How to Prevent Sickness and Keep your Immune System Strong
Natalie Butler, RD, LD
Cold and flu season is upon us, but it’s not too late to strengthen your immune system! Fall and winter illnesses are easily spread from person to person in the workplace, home and shopping areas; use these important tips to help keep you healthy this winter and holiday season.
1. Vitamin C. When getting adequate Vitamin C daily, there is some evidence to show you are less likely to catch a cold. Vitamin C rich foods are kiwi, guava, papaya, bell peppers, strawberries, pineapple, citrus fruits, and dark leafy greens. It’s best to eat these foods in their fresh, raw form as supplements don’t seem to provide the same benefit.
2. Get moving! Researchers report you can cut your risk of catching a cold by 50% by engaging in 30 minutes of moderate-intensity exercise daily because it doubles your germ-fighting antibodies. Moderate-intensity is about a 6 on a 1-10 intensity scale. And brisk walking works just great!
3. Helpful fats. Trans fats, from hydrogenated oils, can weaken your body’s response when foreign invaders attack. Instead, focus on anti-inflammatory Omega-3 fats, found in salmon, cod, pollock, haddock, tuna, ground flaxseed, chia seeds, omega 3 eggs, walnuts and canola oil, which support your immune function.
4. Drink tea. Some research shows that 20 ounces of black tea a day triples your interferon production (immune cells that attack viral invaders).
5. Wash, wash, wash your hands. Proper hand washing for at least 20 seconds, is the single best way to reduce the spread of illness!
6. Eat broccoli, brussels sprouts, cabbage, cauliflower and garlic, which improve overall immune function by increasing white blood cells and antibodies in your body. Other colorful fruits and veggies are important as well.
7. Get Enough Vitamin D. Though sunlight is the recommended source, sunlight is not likely to be enough in the winter months, or if you have darker skin, are older than 50 and/or live in the northern hemisphere. Vitamin D deficiency is associated with a decrease in immune cell function. Aim for 1,000 IU’s per day.
8. Sleep. Sleep deprivation reduces your protection from vaccines, lowers “killer” immune cell activity, and increases inflammatory cells called cytokines, making you more prone to illness and infection.
9. Eat breakfast. Breakfast eaters are half as likely to catch a viral infection because morning meals increase your body’s production of gamma interferon, an antiviral compound.

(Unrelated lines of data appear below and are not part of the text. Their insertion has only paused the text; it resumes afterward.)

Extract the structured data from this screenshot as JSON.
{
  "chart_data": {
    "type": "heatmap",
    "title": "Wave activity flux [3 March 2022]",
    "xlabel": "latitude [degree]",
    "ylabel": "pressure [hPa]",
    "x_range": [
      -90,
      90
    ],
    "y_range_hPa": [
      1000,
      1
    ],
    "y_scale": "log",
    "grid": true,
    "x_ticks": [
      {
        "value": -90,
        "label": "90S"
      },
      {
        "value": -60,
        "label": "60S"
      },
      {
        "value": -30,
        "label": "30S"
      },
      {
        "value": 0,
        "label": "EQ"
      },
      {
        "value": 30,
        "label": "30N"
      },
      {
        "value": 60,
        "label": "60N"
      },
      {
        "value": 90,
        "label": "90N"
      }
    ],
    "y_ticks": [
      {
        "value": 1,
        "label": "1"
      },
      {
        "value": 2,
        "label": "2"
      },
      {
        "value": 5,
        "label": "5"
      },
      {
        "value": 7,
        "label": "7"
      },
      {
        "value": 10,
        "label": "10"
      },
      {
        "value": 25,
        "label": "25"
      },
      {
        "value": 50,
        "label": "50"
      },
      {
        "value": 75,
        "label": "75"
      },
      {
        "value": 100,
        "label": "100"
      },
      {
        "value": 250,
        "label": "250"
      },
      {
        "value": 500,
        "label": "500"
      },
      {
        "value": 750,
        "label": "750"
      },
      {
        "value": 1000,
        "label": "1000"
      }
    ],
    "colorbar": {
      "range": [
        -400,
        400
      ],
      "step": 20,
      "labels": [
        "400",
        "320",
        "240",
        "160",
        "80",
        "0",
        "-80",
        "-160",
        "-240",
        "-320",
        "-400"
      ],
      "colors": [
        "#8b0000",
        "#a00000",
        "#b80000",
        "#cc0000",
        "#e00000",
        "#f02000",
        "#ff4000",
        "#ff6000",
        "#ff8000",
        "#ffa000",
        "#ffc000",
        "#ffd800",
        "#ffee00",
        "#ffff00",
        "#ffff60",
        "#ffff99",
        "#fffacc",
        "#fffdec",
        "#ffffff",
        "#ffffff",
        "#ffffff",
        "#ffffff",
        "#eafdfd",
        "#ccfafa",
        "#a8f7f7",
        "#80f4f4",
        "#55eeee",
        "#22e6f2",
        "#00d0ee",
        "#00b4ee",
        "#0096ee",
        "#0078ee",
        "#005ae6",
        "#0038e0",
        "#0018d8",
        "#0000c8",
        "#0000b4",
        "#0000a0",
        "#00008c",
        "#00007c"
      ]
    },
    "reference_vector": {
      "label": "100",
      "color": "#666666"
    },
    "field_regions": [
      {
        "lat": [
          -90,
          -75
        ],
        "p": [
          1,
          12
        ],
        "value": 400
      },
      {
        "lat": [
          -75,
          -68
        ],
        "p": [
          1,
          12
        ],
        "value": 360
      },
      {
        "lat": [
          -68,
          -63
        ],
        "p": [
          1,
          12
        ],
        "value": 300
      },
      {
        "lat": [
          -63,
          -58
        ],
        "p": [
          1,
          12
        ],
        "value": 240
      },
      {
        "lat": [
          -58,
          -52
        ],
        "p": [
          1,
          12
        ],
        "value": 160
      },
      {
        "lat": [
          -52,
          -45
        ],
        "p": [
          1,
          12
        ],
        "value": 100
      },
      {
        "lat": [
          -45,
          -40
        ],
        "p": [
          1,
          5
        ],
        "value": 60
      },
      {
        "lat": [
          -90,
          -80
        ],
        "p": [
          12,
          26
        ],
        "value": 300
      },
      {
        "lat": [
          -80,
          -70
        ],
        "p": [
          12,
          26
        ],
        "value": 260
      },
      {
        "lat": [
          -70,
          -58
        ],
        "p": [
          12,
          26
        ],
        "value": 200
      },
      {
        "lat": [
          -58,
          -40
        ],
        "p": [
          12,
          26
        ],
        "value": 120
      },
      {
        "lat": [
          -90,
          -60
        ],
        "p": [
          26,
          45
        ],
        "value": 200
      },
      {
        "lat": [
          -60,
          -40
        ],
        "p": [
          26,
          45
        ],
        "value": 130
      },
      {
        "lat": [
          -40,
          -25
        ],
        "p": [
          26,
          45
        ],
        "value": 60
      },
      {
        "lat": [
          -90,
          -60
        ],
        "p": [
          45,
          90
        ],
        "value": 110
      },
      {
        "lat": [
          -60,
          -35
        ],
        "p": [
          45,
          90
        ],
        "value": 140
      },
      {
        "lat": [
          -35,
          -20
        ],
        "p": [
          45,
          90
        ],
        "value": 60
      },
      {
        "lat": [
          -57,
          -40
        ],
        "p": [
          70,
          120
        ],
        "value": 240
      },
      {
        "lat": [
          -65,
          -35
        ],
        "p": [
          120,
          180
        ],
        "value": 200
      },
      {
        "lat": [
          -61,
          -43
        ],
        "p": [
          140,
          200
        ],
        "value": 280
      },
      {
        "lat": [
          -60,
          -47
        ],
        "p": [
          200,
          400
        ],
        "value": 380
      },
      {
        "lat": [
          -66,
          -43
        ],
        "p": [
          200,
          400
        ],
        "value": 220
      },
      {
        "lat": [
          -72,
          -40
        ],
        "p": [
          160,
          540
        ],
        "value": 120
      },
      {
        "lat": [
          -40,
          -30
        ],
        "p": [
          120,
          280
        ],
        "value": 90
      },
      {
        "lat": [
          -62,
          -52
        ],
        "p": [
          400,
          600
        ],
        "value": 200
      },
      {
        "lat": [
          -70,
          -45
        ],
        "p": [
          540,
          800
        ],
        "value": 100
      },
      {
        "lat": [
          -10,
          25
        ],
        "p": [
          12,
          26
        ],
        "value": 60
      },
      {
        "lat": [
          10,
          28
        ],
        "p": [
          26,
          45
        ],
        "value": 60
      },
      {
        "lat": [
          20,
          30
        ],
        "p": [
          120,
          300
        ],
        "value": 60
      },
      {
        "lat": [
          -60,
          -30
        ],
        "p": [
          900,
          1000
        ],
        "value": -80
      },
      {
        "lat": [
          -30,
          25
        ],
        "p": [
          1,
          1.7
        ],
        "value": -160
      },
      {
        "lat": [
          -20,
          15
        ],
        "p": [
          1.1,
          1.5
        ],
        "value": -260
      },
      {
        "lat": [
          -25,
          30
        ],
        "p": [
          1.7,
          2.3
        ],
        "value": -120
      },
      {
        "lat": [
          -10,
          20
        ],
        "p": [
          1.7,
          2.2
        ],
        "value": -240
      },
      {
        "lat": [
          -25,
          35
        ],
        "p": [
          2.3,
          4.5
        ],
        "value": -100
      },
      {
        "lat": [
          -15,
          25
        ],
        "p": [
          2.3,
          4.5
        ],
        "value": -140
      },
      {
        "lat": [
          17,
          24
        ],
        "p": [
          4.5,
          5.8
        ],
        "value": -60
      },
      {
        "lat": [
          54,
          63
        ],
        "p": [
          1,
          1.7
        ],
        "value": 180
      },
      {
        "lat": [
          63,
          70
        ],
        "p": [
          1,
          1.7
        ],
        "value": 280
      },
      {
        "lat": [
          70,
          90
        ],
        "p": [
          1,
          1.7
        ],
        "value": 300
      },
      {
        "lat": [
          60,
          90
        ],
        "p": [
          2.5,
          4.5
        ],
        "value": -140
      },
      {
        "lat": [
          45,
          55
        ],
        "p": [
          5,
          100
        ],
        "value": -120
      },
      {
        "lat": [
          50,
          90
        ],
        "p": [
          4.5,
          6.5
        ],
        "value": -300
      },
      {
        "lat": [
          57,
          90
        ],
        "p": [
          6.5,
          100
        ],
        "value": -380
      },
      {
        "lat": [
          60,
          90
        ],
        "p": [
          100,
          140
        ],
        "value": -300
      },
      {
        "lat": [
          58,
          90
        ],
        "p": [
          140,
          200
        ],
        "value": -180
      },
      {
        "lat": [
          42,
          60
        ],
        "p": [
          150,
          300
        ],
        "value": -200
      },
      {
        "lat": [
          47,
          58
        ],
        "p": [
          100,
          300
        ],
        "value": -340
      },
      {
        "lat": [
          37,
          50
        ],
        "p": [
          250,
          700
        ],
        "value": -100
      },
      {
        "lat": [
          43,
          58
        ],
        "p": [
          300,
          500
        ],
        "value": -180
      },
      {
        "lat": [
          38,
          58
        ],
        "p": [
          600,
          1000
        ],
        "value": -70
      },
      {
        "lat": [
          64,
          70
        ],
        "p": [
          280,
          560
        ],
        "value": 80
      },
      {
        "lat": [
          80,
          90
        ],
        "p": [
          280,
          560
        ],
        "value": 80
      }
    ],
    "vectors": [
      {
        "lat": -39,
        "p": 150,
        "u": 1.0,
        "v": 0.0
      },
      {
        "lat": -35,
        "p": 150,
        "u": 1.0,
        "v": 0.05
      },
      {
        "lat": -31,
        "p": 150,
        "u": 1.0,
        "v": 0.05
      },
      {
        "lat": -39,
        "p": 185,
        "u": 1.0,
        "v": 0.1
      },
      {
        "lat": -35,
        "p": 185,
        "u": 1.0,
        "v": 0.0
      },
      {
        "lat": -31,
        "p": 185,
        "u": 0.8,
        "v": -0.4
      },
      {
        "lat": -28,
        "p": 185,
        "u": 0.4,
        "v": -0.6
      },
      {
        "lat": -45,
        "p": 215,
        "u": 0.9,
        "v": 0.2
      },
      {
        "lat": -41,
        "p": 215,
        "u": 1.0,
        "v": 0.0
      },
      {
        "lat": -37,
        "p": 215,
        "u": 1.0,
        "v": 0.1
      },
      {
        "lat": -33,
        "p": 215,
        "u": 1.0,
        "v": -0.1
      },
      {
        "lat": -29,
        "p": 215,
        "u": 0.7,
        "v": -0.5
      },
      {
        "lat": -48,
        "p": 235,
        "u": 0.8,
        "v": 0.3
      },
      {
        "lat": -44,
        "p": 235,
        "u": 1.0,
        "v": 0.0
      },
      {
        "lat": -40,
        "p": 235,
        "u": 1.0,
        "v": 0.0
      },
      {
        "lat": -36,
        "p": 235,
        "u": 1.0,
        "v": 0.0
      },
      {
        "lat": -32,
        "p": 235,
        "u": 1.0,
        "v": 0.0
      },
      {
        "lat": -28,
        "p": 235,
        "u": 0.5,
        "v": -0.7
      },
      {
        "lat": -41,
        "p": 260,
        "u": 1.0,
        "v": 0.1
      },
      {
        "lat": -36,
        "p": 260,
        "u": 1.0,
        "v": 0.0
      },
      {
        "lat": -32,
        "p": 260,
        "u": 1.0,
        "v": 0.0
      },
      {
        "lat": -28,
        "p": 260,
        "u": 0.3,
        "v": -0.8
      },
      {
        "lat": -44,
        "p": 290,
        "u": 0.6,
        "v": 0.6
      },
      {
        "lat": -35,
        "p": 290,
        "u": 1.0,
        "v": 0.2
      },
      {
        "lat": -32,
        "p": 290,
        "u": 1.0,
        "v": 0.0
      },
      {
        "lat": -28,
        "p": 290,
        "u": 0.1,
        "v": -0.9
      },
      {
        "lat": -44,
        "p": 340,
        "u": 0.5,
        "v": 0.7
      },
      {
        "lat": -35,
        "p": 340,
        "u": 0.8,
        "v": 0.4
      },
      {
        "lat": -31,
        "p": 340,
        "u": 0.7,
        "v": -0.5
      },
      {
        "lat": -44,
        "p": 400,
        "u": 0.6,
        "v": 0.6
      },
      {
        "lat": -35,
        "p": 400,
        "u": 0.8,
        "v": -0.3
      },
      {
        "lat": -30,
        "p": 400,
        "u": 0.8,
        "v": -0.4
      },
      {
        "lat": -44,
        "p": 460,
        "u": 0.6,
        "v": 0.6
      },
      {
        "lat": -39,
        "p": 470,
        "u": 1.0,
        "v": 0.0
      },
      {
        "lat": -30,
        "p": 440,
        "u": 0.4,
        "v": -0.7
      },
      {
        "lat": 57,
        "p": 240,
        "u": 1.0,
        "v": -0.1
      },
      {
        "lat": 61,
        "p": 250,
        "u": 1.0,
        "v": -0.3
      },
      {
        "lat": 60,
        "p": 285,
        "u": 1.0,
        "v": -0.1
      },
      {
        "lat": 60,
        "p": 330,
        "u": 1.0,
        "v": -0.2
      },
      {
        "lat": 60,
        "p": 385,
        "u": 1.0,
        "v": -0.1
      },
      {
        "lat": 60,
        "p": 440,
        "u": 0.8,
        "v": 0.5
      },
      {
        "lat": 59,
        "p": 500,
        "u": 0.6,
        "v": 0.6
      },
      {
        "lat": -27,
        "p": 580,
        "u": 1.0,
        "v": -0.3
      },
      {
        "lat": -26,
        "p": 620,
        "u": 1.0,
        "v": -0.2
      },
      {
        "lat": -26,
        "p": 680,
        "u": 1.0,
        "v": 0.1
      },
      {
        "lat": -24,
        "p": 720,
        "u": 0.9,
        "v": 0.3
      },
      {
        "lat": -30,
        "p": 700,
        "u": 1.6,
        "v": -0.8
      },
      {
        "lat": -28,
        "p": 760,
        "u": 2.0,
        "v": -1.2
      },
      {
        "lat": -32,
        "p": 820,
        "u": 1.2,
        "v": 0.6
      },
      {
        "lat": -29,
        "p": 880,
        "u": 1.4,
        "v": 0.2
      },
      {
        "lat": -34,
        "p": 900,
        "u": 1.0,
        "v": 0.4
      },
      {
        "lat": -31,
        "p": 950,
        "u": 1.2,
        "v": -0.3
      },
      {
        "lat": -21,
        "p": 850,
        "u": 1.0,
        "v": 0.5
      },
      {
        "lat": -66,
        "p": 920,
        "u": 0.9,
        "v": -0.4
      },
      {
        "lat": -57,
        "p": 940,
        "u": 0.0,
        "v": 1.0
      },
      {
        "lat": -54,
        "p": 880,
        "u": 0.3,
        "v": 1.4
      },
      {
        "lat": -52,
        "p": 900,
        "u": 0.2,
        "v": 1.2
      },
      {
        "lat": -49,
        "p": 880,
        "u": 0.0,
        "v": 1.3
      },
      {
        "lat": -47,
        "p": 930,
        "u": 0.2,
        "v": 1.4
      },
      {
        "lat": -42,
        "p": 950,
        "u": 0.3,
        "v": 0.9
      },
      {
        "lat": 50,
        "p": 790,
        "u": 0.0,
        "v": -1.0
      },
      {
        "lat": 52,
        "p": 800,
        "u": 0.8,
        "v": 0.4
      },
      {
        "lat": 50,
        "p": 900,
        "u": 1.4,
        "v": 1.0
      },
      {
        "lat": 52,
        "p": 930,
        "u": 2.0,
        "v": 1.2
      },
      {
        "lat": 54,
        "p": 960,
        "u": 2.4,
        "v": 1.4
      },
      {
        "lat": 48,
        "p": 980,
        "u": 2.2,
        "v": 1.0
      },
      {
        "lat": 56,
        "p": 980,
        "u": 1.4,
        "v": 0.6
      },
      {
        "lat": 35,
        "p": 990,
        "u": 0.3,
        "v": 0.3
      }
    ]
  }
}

10. Manage your stress. Long-term stress has detrimental effects on immune function so learn to better manage its’ effects by engaging in daily exercise, deep breathing exercises, meditation, yoga, tai chi and having a positive attitude.
11. Eat probiotic-rich foods daily. Probiotics are good bacteria that live in your colon and are vital for optimal immune function. Stock up on fermented foods like yogurt, kefir, kombucha, and miso soup.
12. Develop Proper Hygiene – Avoid touching your face, eyes, and nose; cover your sneezes and coughs. Keeping your hands off of your face can reduce your risk of contracting a bad cold or flu by 47%!
Though not guaranteed to stave off every illness, you increase your chances of staying healthy and making the most of holidays and vacation time when you maintain an active lifestyle and healthy diet all year long.